DBAs were introduced under LASPO as a funding method for civil litigation to increase funding options, but the uptake has been hampered by the unclear drafting of the regulations and the inability of lawyers to offer hybrid arrangements.
The DBA Regulations
The review found that the DBA Regulations “would benefit from additional clarity and certainty”. We couldn’t agree more. We spend much of our time talking to lawyers about DBAs and it is clear that whilst an outcome-based fee arrangement might appeal to both the lawyer and the client in a particular case, lawyers feel that there is significant uncertainty beyond the inherent fee risk involved in offering a DBA. Lawyers simply aren’t confident in drafting a DBA that complies with the regulations as currently drafted. Whilst they are confident in drafting a conditional fee agreement, the success fee expressed as up to 100% of their fees at risk does not give a firm handling a long running and complex commercial case an adequate upside in return for the risk they are taking. As a result, many law firms stick with what they consider to be safer pricing models, such as the standard hourly rate or a fixed fee arrangement. Their concerns are such that they would prefer to see significant amounts of money channeled into litigation funders by way of success fee in return for paying a portion of their hourly rate, rather than take their chances with a DBA that may be deemed unenforceable. The news that the government will “give careful consideration” to the way forward for DBAs following the independent review of the drafting of the regulations is very welcome.
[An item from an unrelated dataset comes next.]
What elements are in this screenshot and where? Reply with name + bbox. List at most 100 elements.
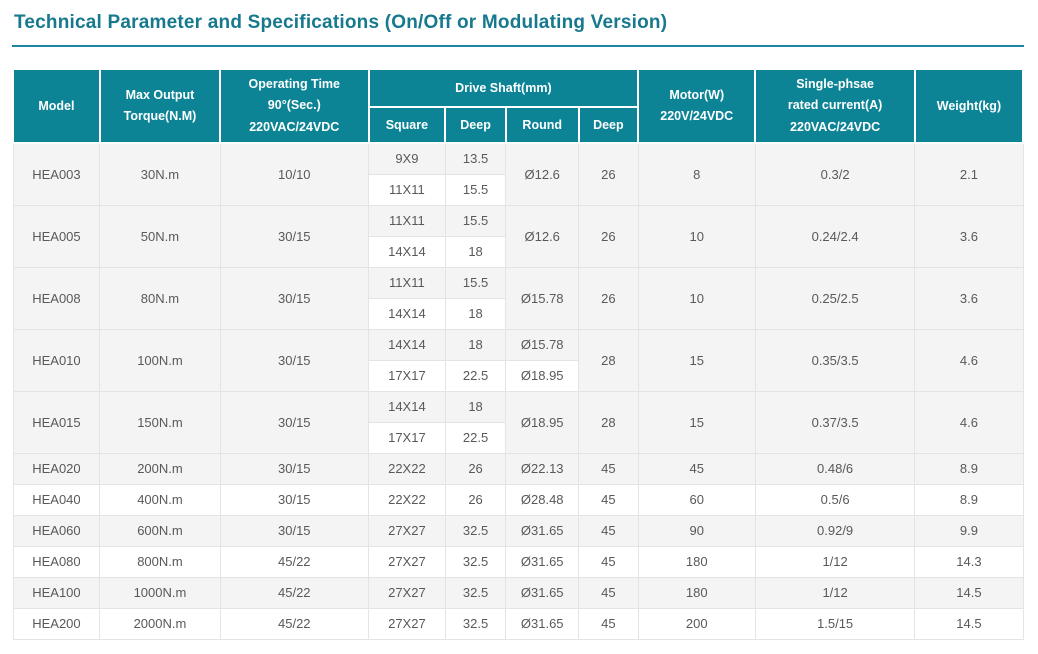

The review confirms that many lawyers are keen for the ban on hybrid DBAs to be lifted so that the law firm can receive some fees during the life of the case. Some respondents to the consultation stated that there is no reason for this restriction, since the same effect can be created through litigation funders who are willing to pay some of the lawyers’ fees incurred under the DBA in return for a share of the lawyer’s success fee. Others stated that there is no need to lift the restriction for the very same reason. The significant cost of such a funding arrangement, however, is an obvious disadvantage to the law firm. It also potentially disadvantages the claimant because the use of third-party funding, whether directly with the claimant or behind a law firm acting under a DBA, can increase the amount taken from the claimant’s damages.
The review does not, however, make mention of DBA insurance. DBA insurance provides a useful half-way house for law firms willing to take some risk alongside an indemnity for the remainder of their fees in the event of a loss. Such insurance is available at a significantly reduced cost when compared with litigation funding. It is also a more commercial solution for law firms that want to hedge some risk but do not need actual cash flow assistance. Those that do need to receive some fees on an ongoing basis can then use the insurance to underpin a financial arrangement on far more commercial terms than will be offered by a non-recourse litigation funder.
For now, lawyers will have to make do with the litigation funding and insurance options that have been developed to facilitate their ability to offer a full DBA, but we look forward to reading Professor Rachael Mulheron’s and Nicholas Bacon QC’s independent review of the drafting of the DBA Regulations, expected to be published later this year.